Chi-Sky21 May 13, 2018 5:00 PM

Honestly i am fine with where it is, just pick it up and rotate 90 degrees west.....does not need to be banished further south....this notion that ALL sox fans are only from the south side is not true. If you were to move it out of the city i would just move it to the southwest or west burbs somewhere.

ardecila May 17, 2018 3:31 AM

With the state budget crisis, I don't know why they aren't looking to develop the parking lots around Sox Park. It would be great to push the parking into garages and build a real neighborhood around the ballpark. It's not a bad location, it just needs a different vibe.

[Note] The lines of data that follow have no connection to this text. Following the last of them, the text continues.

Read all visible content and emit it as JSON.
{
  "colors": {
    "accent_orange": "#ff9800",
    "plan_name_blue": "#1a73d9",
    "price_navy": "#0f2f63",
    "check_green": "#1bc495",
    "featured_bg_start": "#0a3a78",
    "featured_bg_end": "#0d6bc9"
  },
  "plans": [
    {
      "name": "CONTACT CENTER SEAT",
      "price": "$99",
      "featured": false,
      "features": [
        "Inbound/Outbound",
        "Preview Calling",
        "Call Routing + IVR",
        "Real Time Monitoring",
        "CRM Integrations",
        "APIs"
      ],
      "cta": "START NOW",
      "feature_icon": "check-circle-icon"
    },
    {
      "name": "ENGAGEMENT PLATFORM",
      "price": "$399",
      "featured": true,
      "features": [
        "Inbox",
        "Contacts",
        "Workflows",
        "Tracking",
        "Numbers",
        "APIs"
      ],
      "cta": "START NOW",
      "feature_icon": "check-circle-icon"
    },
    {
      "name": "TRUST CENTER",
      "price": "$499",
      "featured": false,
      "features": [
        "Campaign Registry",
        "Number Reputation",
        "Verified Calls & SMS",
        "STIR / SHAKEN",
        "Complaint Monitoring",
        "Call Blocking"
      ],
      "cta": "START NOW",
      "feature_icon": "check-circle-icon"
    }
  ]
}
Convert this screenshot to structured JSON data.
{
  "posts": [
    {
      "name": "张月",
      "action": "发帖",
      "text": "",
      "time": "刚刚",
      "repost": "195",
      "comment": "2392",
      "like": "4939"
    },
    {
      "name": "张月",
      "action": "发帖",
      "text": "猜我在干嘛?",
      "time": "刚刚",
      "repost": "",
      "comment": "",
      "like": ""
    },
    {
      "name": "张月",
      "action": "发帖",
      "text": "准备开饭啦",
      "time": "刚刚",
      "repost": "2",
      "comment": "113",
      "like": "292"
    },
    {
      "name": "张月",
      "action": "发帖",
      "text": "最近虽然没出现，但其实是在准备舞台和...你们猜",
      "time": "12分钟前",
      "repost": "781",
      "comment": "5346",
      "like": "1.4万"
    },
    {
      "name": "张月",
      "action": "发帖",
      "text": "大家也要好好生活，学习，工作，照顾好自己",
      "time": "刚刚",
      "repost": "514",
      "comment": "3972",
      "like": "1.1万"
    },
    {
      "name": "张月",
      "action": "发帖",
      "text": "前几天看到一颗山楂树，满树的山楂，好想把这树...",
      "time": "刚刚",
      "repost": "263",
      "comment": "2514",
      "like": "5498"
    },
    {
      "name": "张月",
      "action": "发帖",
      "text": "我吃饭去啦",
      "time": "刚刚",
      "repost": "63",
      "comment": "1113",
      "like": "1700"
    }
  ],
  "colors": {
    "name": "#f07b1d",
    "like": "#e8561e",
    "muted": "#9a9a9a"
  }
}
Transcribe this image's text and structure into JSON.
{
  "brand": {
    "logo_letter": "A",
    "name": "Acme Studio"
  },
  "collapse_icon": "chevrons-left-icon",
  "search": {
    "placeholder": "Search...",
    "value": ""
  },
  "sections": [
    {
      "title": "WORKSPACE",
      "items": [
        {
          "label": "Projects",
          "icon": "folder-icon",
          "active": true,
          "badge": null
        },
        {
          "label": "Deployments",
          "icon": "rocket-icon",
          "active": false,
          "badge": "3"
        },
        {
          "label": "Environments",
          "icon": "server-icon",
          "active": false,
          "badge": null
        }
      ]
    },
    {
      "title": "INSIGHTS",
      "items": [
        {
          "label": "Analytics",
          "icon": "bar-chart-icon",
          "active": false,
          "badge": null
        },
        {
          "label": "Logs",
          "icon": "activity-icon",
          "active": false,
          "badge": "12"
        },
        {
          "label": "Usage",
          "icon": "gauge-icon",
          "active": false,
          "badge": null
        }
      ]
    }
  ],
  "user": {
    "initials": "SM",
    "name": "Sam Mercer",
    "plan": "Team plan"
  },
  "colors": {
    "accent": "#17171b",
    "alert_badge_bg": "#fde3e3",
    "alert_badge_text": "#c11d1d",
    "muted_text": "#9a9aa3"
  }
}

As for the railyards - eventually, in 40-50 years' time, that parcel will be needed for downtown growth and it can be decked over. Right now, though, it's not just a Metra yard but also Amtrak's yard servicing countless regional and long-distance trains. BNSF and several Amtrak services branch off at 15th St, so the current location is, in fact, the most efficient one. A yard further south or southwest would require trains to deadhead between Union Station and the yard, tying up track space that could be used by actual trains with passengers on them.